- A research team led by Ludwig Maximilian University of Munich suggests that quantum neural networks (QNNs) could become a tool for chemical and pharmaceutical companies to test surrogate functions.
- A surrogate function is a simplified function that is used to model processes in tasks, such as drug interactions.
- The team’s findings suggest QNN will outperform classical neural networks.
A key challenge in the chemical and pharmaceutical industries is finding cost-effective ways to model and evaluate surrogate functions that approximate those of a complex black box. In the pharmaceutical industry, surrogate functions — which are simple functions used to model processes — are often relied upon in tasks, such as drug interactions, to optimize and streamline development efforts.
Conventional methods of classical machine learning often struggle to accurately solve this problem due to the limited and noisy data sets that are common in practical applications. As a result, chemical companies around the world are excited to explore new approaches to addressing this problem.
In a Study, a research team led by Ludwig Maximilian University of Munich suggests that quantum neural networks (QNNs) offer a very promising solution. These networks, based on the principles of quantum mechanics, show the potential to outpace their classical counterparts when trained on small, noisy data sets.
The researchers conclude in what they claim is the first practical exploration of using QNNs as surrogate models for realistic, higher-dimensional data: “In this paper, we have shown that a Quantum Substitute Model based on QNNs can offer advantages over classical ANNs in terms of prediction accuracy. for data sets that are much more difficult than used in the previous literature, when sample sizes are scarce and there is substantial interference.
Through extensive experimentation, the team reports its QNN outperforms classic minimalistic neural networks when handling noisy and limited data sets. These results provide empirical evidence supporting the superiority of the quantum surrogate model.
The researchers also measured the performance of the current NISQ (Noisy Intermediate-Scale Quantum) hardware in the experiment and estimated the gate precision required to replicate the simulation results, demonstrating the practical feasibility of implementing QNN in real-world scenarios.
The implications of these findings are very important for the chemical and pharmaceutical industries, according to the team. By leveraging QNN as a surrogate model, companies can increase their ability to accurately approach complex functions, even with limited and noisy data. This has the potential to streamline development processes, leading to more efficient and cost-effective solutions.
There are limits, the team points out. While QNN is promising, the field of quantum computing is still in its infancy.

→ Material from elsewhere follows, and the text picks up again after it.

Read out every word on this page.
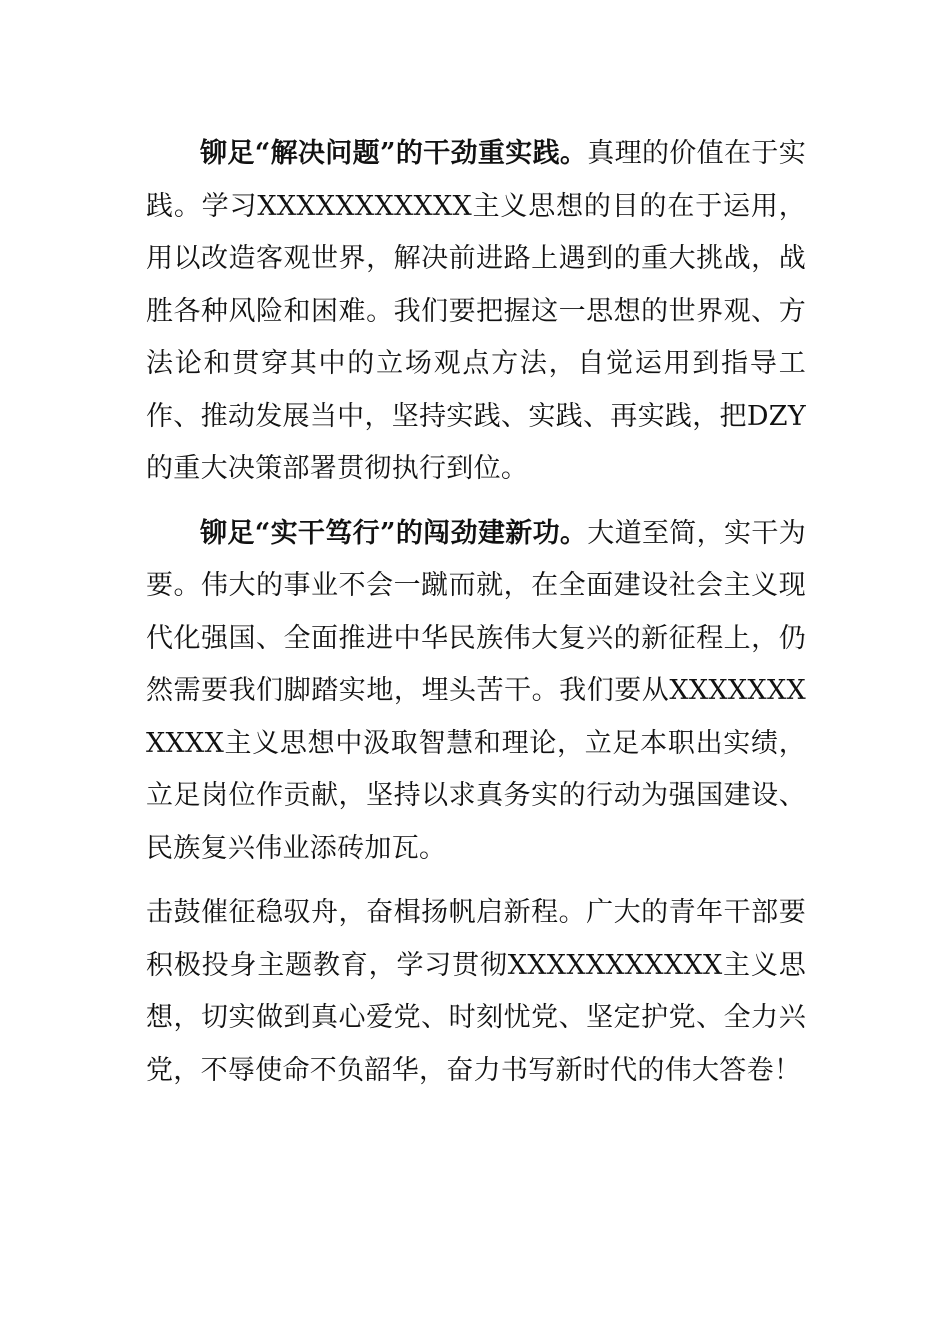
铆足“解决问题”的干劲重实践。真理的价值在于实践。学习XXXXXXXXXXX主义思想的目的在于运用，用以改造客观世界，解决前进路上遇到的重大挑战，战胜各种风险和困难。我们要把握这一思想的世界观、方法论和贯穿其中的立场观点方法，自觉运用到指导工作、推动发展当中，坚持实践、实践、再实践，把DZY的重大决策部署贯彻执行到位。

铆足“实干笃行”的闯劲建新功。大道至简，实干为要。伟大的事业不会一蹴而就，在全面建设社会主义现代化强国、全面推进中华民族伟大复兴的新征程上，仍然需要我们脚踏实地，埋头苦干。我们要从XXXXXXXXXXX主义思想中汲取智慧和理论，立足本职出实绩，立足岗位作贡献，坚持以求真务实的行动为强国建设、民族复兴伟业添砖加瓦。

击鼓催征稳驭舟，奋楫扬帆启新程。广大的青年干部要积极投身主题教育，学习贯彻XXXXXXXXXXX主义思想，切实做到真心爱党、时刻忧党、坚定护党、全力兴党，不辱使命不负韶华，奋力书写新时代的伟大答卷！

The hardware and gateway fidelity required for large-scale implementation is yet to be fully realized.
The team posted their findings at ArXiv preprint server. The pre-print server allows researchers to share their findings but technically this is not a peer-reviewed study.
Team members include: Jonas Stein, Michael Poppel, Philip Adamczyk, Ramona Fabry, Zixin Wu, Michael Kolle Jonas Nußlein, Danielle Schuman, Philipp Altmann and Claudia Linnhoff-Popien, all from LMU Munich; Thomas Ehmer, from Merck KGaA and Vijay Narasimhan, from EMD Electronics.